Olaparib-treated ovarian cancer cells up-regulate CXCL11 expression in vivo and in vitro
It has been reported that PARPi triggers robust local and systemic antitumor immunity involving both adaptive and innate immune responses through a STING-dependent antitumor immune response in mice bearing ovarian tumors[27, 28]. To explore the involvement of CXCL11 expression responses to PARPi, we re-analyzed the RNA seq data of high-grade serous ovarian cancer tumor tissues harvested from tumor-bearing mice after 18 days of treatment with olaparib or vehicle (GSE120500). Strikingly, boxplots showed markedly upregulated expression of CXCL11 in tumors treated with olaparib compared with vehicle control (Fig. 8A). We next compared the expression levels of ICB-related genes with the highest correlation with CXCL11 between the olaparib treatment group and the control group. As shown in Fig. 8B, the expression of these genes in the olaparib treatment group was significantly higher than that in the vehicle control group (Wilcoxon signed-rank test, P < 0.01).
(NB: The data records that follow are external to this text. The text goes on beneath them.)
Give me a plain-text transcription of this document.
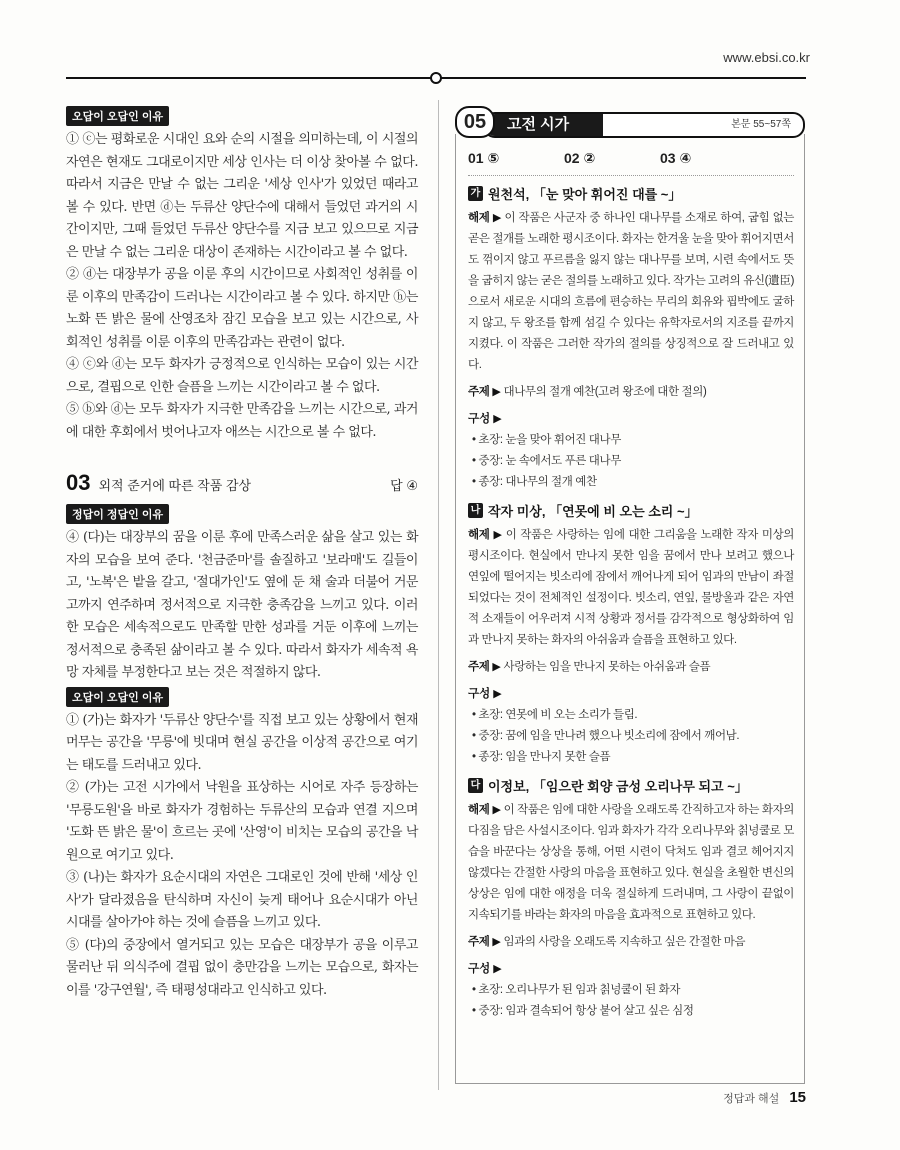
www.ebsi.co.kr
오답이 오답인 이유

① ⓒ는 평화로운 시대인 요와 순의 시절을 의미하는데, 이 시절의 자연은 현재도 그대로이지만 세상 인사는 더 이상 찾아볼 수 없다. 따라서 지금은 만날 수 없는 그리운 '세상 인사'가 있었던 때라고 볼 수 있다. 반면 ⓓ는 두류산 양단수에 대해서 들었던 과거의 시간이지만, 그때 들었던 두류산 양단수를 지금 보고 있으므로 지금은 만날 수 없는 그리운 대상이 존재하는 시간이라고 볼 수 없다.

② ⓓ는 대장부가 공을 이룬 후의 시간이므로 사회적인 성취를 이룬 이후의 만족감이 드러나는 시간이라고 볼 수 있다. 하지만 ⓗ는 노화 뜬 밝은 물에 산영조차 잠긴 모습을 보고 있는 시간으로, 사회적인 성취를 이룬 이후의 만족감과는 관련이 없다.

④ ⓒ와 ⓓ는 모두 화자가 긍정적으로 인식하는 모습이 있는 시간으로, 결핍으로 인한 슬픔을 느끼는 시간이라고 볼 수 없다.

⑤ ⓑ와 ⓓ는 모두 화자가 지극한 만족감을 느끼는 시간으로, 과거에 대한 후회에서 벗어나고자 애쓰는 시간으로 볼 수 없다.

03 외적 준거에 따른 작품 감상	답 ④
정답이 정답인 이유

④ (다)는 대장부의 꿈을 이룬 후에 만족스러운 삶을 살고 있는 화자의 모습을 보여 준다. '천금준마'를 솔질하고 '보라매'도 길들이고, '노복'은 밭을 갈고, '절대가인'도 옆에 둔 채 술과 더불어 거문고까지 연주하며 정서적으로 지극한 충족감을 느끼고 있다. 이러한 모습은 세속적으로도 만족할 만한 성과를 거둔 이후에 느끼는 정서적으로 충족된 삶이라고 볼 수 있다. 따라서 화자가 세속적 욕망 자체를 부정한다고 보는 것은 적절하지 않다.

오답이 오답인 이유

① (가)는 화자가 '두류산 양단수'를 직접 보고 있는 상황에서 현재 머무는 공간을 '무릉'에 빗대며 현실 공간을 이상적 공간으로 여기는 태도를 드러내고 있다.

② (가)는 고전 시가에서 낙원을 표상하는 시어로 자주 등장하는 '무릉도원'을 바로 화자가 경험하는 두류산의 모습과 연결 지으며 '도화 뜬 밝은 물'이 흐르는 곳에 '산영'이 비치는 모습의 공간을 낙원으로 여기고 있다.

③ (나)는 화자가 요순시대의 자연은 그대로인 것에 반해 '세상 인사'가 달라졌음을 탄식하며 자신이 늦게 태어나 요순시대가 아닌 시대를 살아가야 하는 것에 슬픔을 느끼고 있다.

⑤ (다)의 중장에서 열거되고 있는 모습은 대장부가 공을 이루고 물러난 뒤 의식주에 결핍 없이 충만감을 느끼는 모습으로, 화자는 이를 '강구연월', 즉 태평성대라고 인식하고 있다.

05	고전 시가	본문 55~57쪽
01 ⑤	02 ②	03 ④
가 원천석, 「눈 맞아 휘어진 대를 ~」

해제 ▶ 이 작품은 사군자 중 하나인 대나무를 소재로 하여, 굽힘 없는 곧은 절개를 노래한 평시조이다. 화자는 한겨울 눈을 맞아 휘어지면서도 꺾이지 않고 푸르름을 잃지 않는 대나무를 보며, 시련 속에서도 뜻을 굽히지 않는 굳은 절의를 노래하고 있다. 작가는 고려의 유신(遺臣)으로서 새로운 시대의 흐름에 편승하는 무리의 회유와 핍박에도 굴하지 않고, 두 왕조를 함께 섬길 수 있다는 유학자로서의 지조를 끝까지 지켰다. 이 작품은 그러한 작가의 절의를 상징적으로 잘 드러내고 있다.

주제 ▶ 대나무의 절개 예찬(고려 왕조에 대한 절의)

구성 ▶
• 초장: 눈을 맞아 휘어진 대나무
• 중장: 눈 속에서도 푸른 대나무
• 종장: 대나무의 절개 예찬
나 작자 미상, 「연못에 비 오는 소리 ~」

해제 ▶ 이 작품은 사랑하는 임에 대한 그리움을 노래한 작자 미상의 평시조이다. 현실에서 만나지 못한 임을 꿈에서 만나 보려고 했으나 연잎에 떨어지는 빗소리에 잠에서 깨어나게 되어 임과의 만남이 좌절되었다는 것이 전체적인 설정이다. 빗소리, 연잎, 물방울과 같은 자연적 소재들이 어우러져 시적 상황과 정서를 감각적으로 형상화하여 임과 만나지 못하는 화자의 아쉬움과 슬픔을 표현하고 있다.

주제 ▶ 사랑하는 임을 만나지 못하는 아쉬움과 슬픔

구성 ▶
• 초장: 연못에 비 오는 소리가 들림.
• 중장: 꿈에 임을 만나려 했으나 빗소리에 잠에서 깨어남.
• 종장: 임을 만나지 못한 슬픔
다 이정보, 「임으란 회양 금성 오리나무 되고 ~」

해제 ▶ 이 작품은 임에 대한 사랑을 오래도록 간직하고자 하는 화자의 다짐을 담은 사설시조이다. 임과 화자가 각각 오리나무와 칡넝쿨로 모습을 바꾼다는 상상을 통해, 어떤 시련이 닥쳐도 임과 결코 헤어지지 않겠다는 간절한 사랑의 마음을 표현하고 있다. 현실을 초월한 변신의 상상은 임에 대한 애정을 더욱 절실하게 드러내며, 그 사랑이 끝없이 지속되기를 바라는 화자의 마음을 효과적으로 표현하고 있다.

주제 ▶ 임과의 사랑을 오래도록 지속하고 싶은 간절한 마음

구성 ▶
• 초장: 오리나무가 된 임과 칡넝쿨이 된 화자
• 중장: 임과 결속되어 항상 붙어 살고 싶은 심정
정답과 해설 15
To further validate that olaparib-treated ovarian cancer cells activate the CXCL11 expression signature, we conducted in vitro experiments. As measured by RT-qPCR (Fig. 8C and D), olaparib treatment caused significant upregulation of CXCL11 mRNA expression in multiple ovarian cancer cell lines. Together, these data indicate that olaparib could upregulate the expression of CXCL11 and its related immune checkpoint genes in ovarian cancer cells in vivo and in vitro.